A new formula surfaced:
- a + b = x (unknown)
I did not know what to do with x.
- x came in the form of doctors’ reports that stated we would most likely not be able to have children.
- x was a beloved pastor and friend being killed in a car accident in the prime of his life and ministry.
- x was me being shut out of a relationship that was very dear to me, no matter what I did to try to reconcile.
My formula was not working.
God was gracious to allow my formulaic thinking to fail. When I stopped looking for a formula, I started getting caught up in the wonder of the over-arching story of the Bible.
There are certainly God-given boundaries and commands, and it matters that we obey His commands. His commands are perfect, sure, and righteous, and in keeping them there is great reward (Psalm 19). They are for our good, yet they are not formulas that deliver a struggle-free life. The heroes of the faith ultimately flourished not because they did a + b, but because God was faithful in each of their unique stories.
Joseph’s story is different than Sarah’s. Sarah’s story is different than Moses’.
- Joseph was falsely accused and thrown into prison after he did the right thing. Then after years of being a slave and a prisoner, Joseph was placed over all of Egypt - second only to Pharaoh. And God’s people were preserved through Joseph’s leadership.
- Sarah shouldered the pain of being childless for most of her life, then after menopause God chose her to begin a nation for Himself.

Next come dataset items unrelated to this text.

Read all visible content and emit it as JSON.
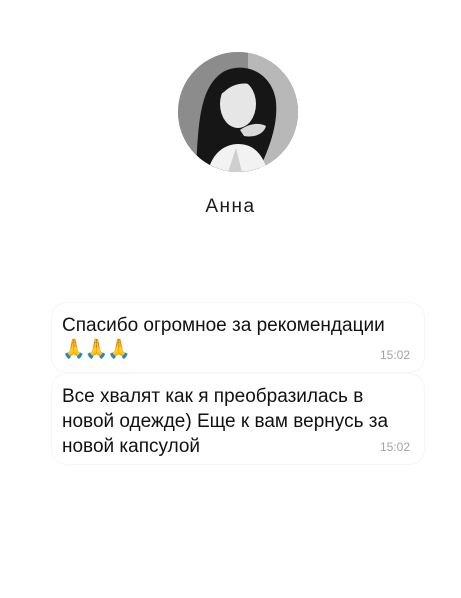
{
  "contact": {
    "name": "Анна",
    "avatar_icon": "person-photo-avatar"
  },
  "messages": [
    {
      "text": "Спасибо огромное за рекомендации",
      "emoji": "🙏🙏🙏",
      "time": "15:02"
    },
    {
      "text": "Все хвалят как я преобразилась в новой одежде) Еще к вам вернусь за новой капсулой",
      "time": "15:02"
    }
  ],
  "colors": {
    "background": "#ffffff",
    "text": "#111111",
    "timestamp": "#a3a3a3"
  }
}
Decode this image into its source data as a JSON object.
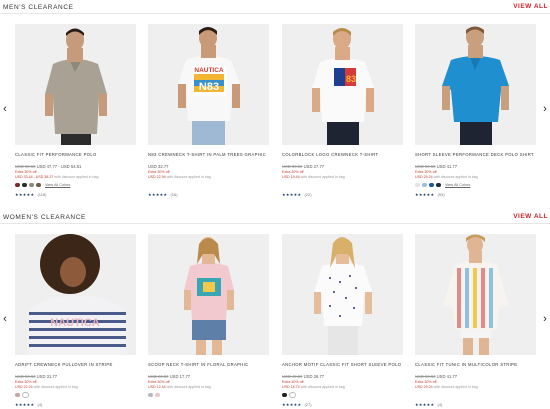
{
  "sections": [
    {
      "title": "MEN'S CLEARANCE",
      "view_all": "VIEW ALL",
      "products": [
        {
          "name": "CLASSIC FIT PERFORMANCE POLO",
          "price_old": "USD 69.50",
          "price_new": "USD 47.77 - USD 54.81",
          "promo1": "Extra 30% off",
          "promo2": "USD 33.44 - USD 38.37",
          "promo_note": "with discount applied in bag",
          "swatches": [
            "#7a2a2a",
            "#2b2b2b",
            "#8b8b80",
            "#6b5e4a"
          ],
          "view_all_colors": "View All Colors",
          "rating_count": "(118)"
        },
        {
          "name": "N83 CREWNECK T-SHIRT IN PALM TREES GRAPHIC",
          "price_old": "",
          "price_new": "USD 32.77",
          "promo1": "Extra 30% off",
          "promo2": "USD 22.94",
          "promo_note": "with discount applied in bag",
          "swatches": [],
          "view_all_colors": "",
          "rating_count": "(16)"
        },
        {
          "name": "COLORBLOCK LOGO CREWNECK T-SHIRT",
          "price_old": "USD 39.50",
          "price_new": "USD 27.77",
          "promo1": "Extra 30% off",
          "promo2": "USD 19.44",
          "promo_note": "with discount applied in bag",
          "swatches": [],
          "view_all_colors": "",
          "rating_count": "(22)"
        },
        {
          "name": "SHORT SLEEVE PERFORMANCE DECK POLO SHIRT",
          "price_old": "USD 59.50",
          "price_new": "USD 41.77",
          "promo1": "Extra 30% off",
          "promo2": "USD 29.24",
          "promo_note": "with discount applied in bag",
          "swatches": [
            "#e3e3e3",
            "#9bbfd6",
            "#1a5aa0",
            "#1d2a44"
          ],
          "view_all_colors": "View All Colors",
          "rating_count": "(93)"
        }
      ]
    },
    {
      "title": "WOMEN'S CLEARANCE",
      "view_all": "VIEW ALL",
      "products": [
        {
          "name": "ADRIFT CREWNECK PULLOVER IN STRIPE",
          "price_old": "USD 59.50",
          "price_new": "USD 31.77",
          "promo1": "Extra 30% off",
          "promo2": "USD 22.24",
          "promo_note": "with discount applied in bag",
          "swatches": [
            "#c9a6a6",
            "#ffffff"
          ],
          "view_all_colors": "",
          "rating_count": "(4)"
        },
        {
          "name": "SCOOP NECK T-SHIRT IN FLORAL GRAPHIC",
          "price_old": "USD 29.50",
          "price_new": "USD 17.77",
          "promo1": "Extra 30% off",
          "promo2": "USD 12.44",
          "promo_note": "with discount applied in bag",
          "swatches": [
            "#b9b9c4",
            "#e9c9cf"
          ],
          "view_all_colors": "",
          "rating_count": ""
        },
        {
          "name": "ANCHOR MOTIF CLASSIC FIT SHORT SLEEVE POLO",
          "price_old": "USD 49.50",
          "price_new": "USD 26.77",
          "promo1": "Extra 30% off",
          "promo2": "USD 18.74",
          "promo_note": "with discount applied in bag",
          "swatches": [
            "#222222",
            "#ffffff"
          ],
          "view_all_colors": "",
          "rating_count": "(27)"
        },
        {
          "name": "CLASSIC FIT TUNIC IN MULTICOLOR STRIPE",
          "price_old": "USD 69.50",
          "price_new": "USD 41.77",
          "promo1": "Extra 30% off",
          "promo2": "USD 29.24",
          "promo_note": "with discount applied in bag",
          "swatches": [],
          "view_all_colors": "",
          "rating_count": "(4)"
        }
      ]
    }
  ],
  "arrows": {
    "prev": "‹",
    "next": "›"
  },
  "stars": "★★★★★",
  "colors": {
    "accent_red": "#d2232a",
    "sale_red": "#c0392b",
    "rating_navy": "#1b3a6b"
  },
  "artwork": {
    "nautica_word": "NAUTICA",
    "number": "N83",
    "women_print": "NAUTICA"
  }
}
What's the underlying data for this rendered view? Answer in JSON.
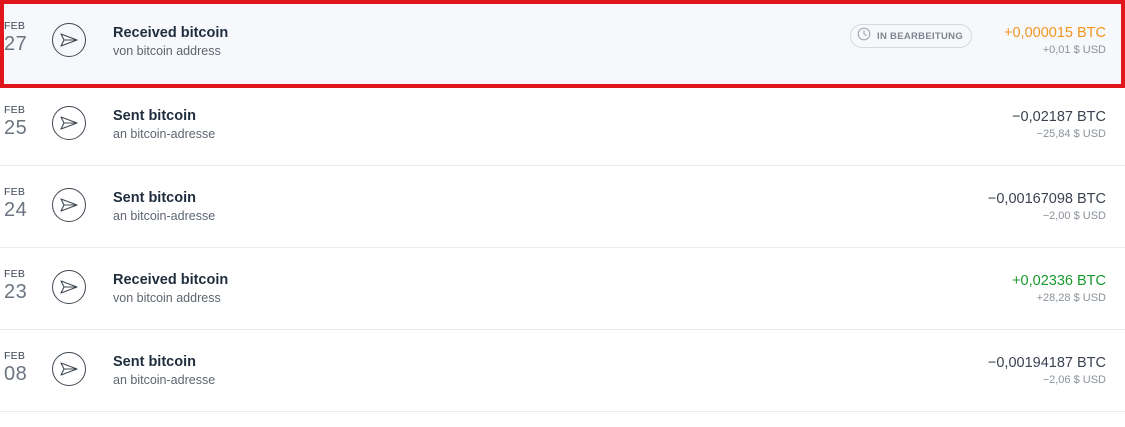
{
  "transactions": [
    {
      "month": "FEB",
      "day": "27",
      "title": "Received bitcoin",
      "subtitle": "von bitcoin address",
      "status": "IN BEARBEITUNG",
      "crypto": "+0,000015 BTC",
      "fiat": "+0,01 $ USD",
      "crypto_color": "#f0961e",
      "icon": "send-icon",
      "highlighted": true
    },
    {
      "month": "FEB",
      "day": "25",
      "title": "Sent bitcoin",
      "subtitle": "an bitcoin-adresse",
      "crypto": "−0,02187 BTC",
      "fiat": "−25,84 $ USD",
      "crypto_color": "#3a4250",
      "icon": "send-icon"
    },
    {
      "month": "FEB",
      "day": "24",
      "title": "Sent bitcoin",
      "subtitle": "an bitcoin-adresse",
      "crypto": "−0,00167098 BTC",
      "fiat": "−2,00 $ USD",
      "crypto_color": "#3a4250",
      "icon": "send-icon"
    },
    {
      "month": "FEB",
      "day": "23",
      "title": "Received bitcoin",
      "subtitle": "von bitcoin address",
      "crypto": "+0,02336 BTC",
      "fiat": "+28,28 $ USD",
      "crypto_color": "#1a9a2e",
      "icon": "send-icon"
    },
    {
      "month": "FEB",
      "day": "08",
      "title": "Sent bitcoin",
      "subtitle": "an bitcoin-adresse",
      "crypto": "−0,00194187 BTC",
      "fiat": "−2,06 $ USD",
      "crypto_color": "#3a4250",
      "icon": "send-icon"
    }
  ],
  "colors": {
    "highlight_border": "#e1161c",
    "pending_amount": "#f0961e",
    "received_amount": "#1a9a2e",
    "sent_amount": "#3a4250"
  }
}
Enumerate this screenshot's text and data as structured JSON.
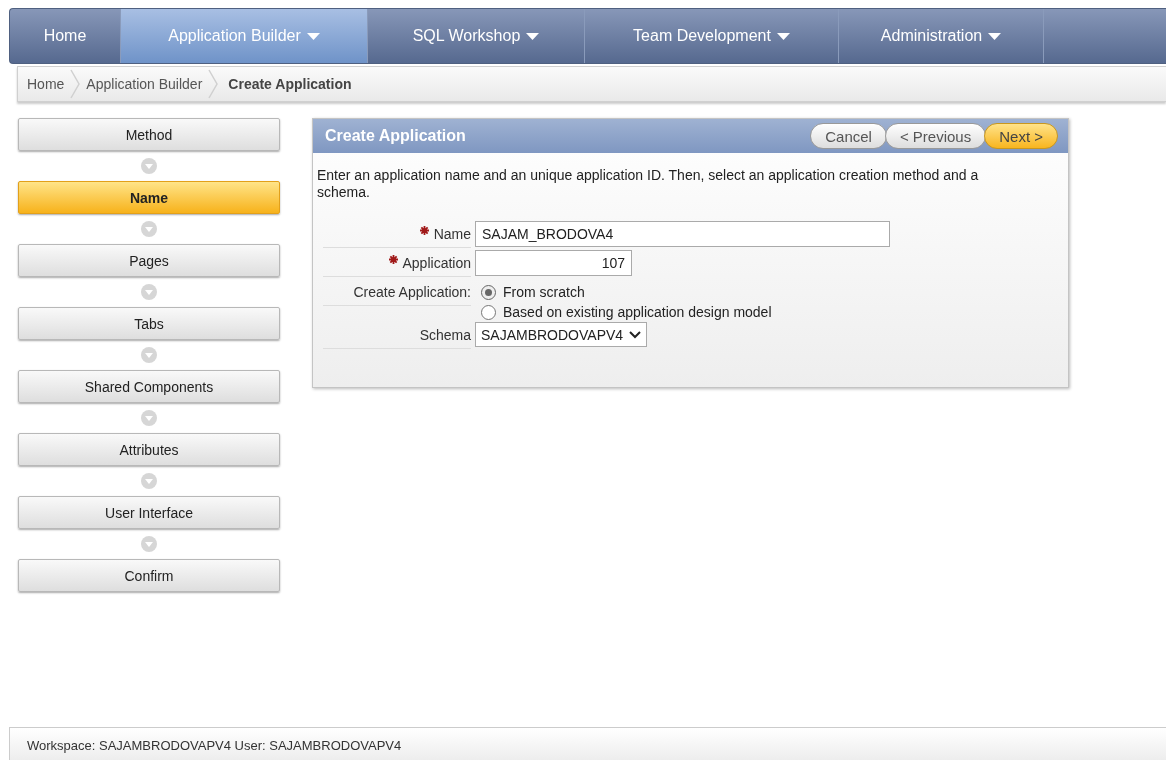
{
  "nav_tabs": [
    {
      "label": "Home",
      "selected": false,
      "dropdown": false
    },
    {
      "label": "Application Builder",
      "selected": true,
      "dropdown": true
    },
    {
      "label": "SQL Workshop",
      "selected": false,
      "dropdown": true
    },
    {
      "label": "Team Development",
      "selected": false,
      "dropdown": true
    },
    {
      "label": "Administration",
      "selected": false,
      "dropdown": true
    }
  ],
  "breadcrumb": [
    {
      "label": "Home",
      "current": false
    },
    {
      "label": "Application Builder",
      "current": false
    },
    {
      "label": "Create Application",
      "current": true
    }
  ],
  "steps": [
    {
      "label": "Method",
      "selected": false
    },
    {
      "label": "Name",
      "selected": true
    },
    {
      "label": "Pages",
      "selected": false
    },
    {
      "label": "Tabs",
      "selected": false
    },
    {
      "label": "Shared Components",
      "selected": false
    },
    {
      "label": "Attributes",
      "selected": false
    },
    {
      "label": "User Interface",
      "selected": false
    },
    {
      "label": "Confirm",
      "selected": false
    }
  ],
  "panel": {
    "title": "Create Application",
    "buttons": [
      {
        "label": "Cancel",
        "kind": "default"
      },
      {
        "label": "< Previous",
        "kind": "default"
      },
      {
        "label": "Next >",
        "kind": "primary"
      }
    ],
    "instructions": "Enter an application name and an unique application ID. Then, select an application creation method and a schema.",
    "fields": [
      {
        "kind": "text",
        "label": "Name",
        "required": true,
        "value": "SAJAM_BRODOVA4"
      },
      {
        "kind": "number",
        "label": "Application",
        "required": true,
        "value": "107"
      },
      {
        "kind": "radio",
        "label": "Create Application:",
        "required": false,
        "options": [
          {
            "label": "From scratch",
            "selected": true
          },
          {
            "label": "Based on existing application design model",
            "selected": false
          }
        ]
      },
      {
        "kind": "select",
        "label": "Schema",
        "required": false,
        "value": "SAJAMBRODOVAPV4"
      }
    ]
  },
  "status_bar": "Workspace: SAJAMBRODOVAPV4 User: SAJAMBRODOVAPV4"
}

- Moses was slow of speech and hesitant to lead, yet God used him to speak to the most powerful man on earth and lead God’s people out of slavery.
These stories are messy and hard and good. They are good because these heroes of the faith knew God and God is good. Like Joseph and Sarah and Moses, you and I have been invited into the very story of a faithful God who pursues His people.
This is why I teach the Bible. I have to tell His story and invite others into it.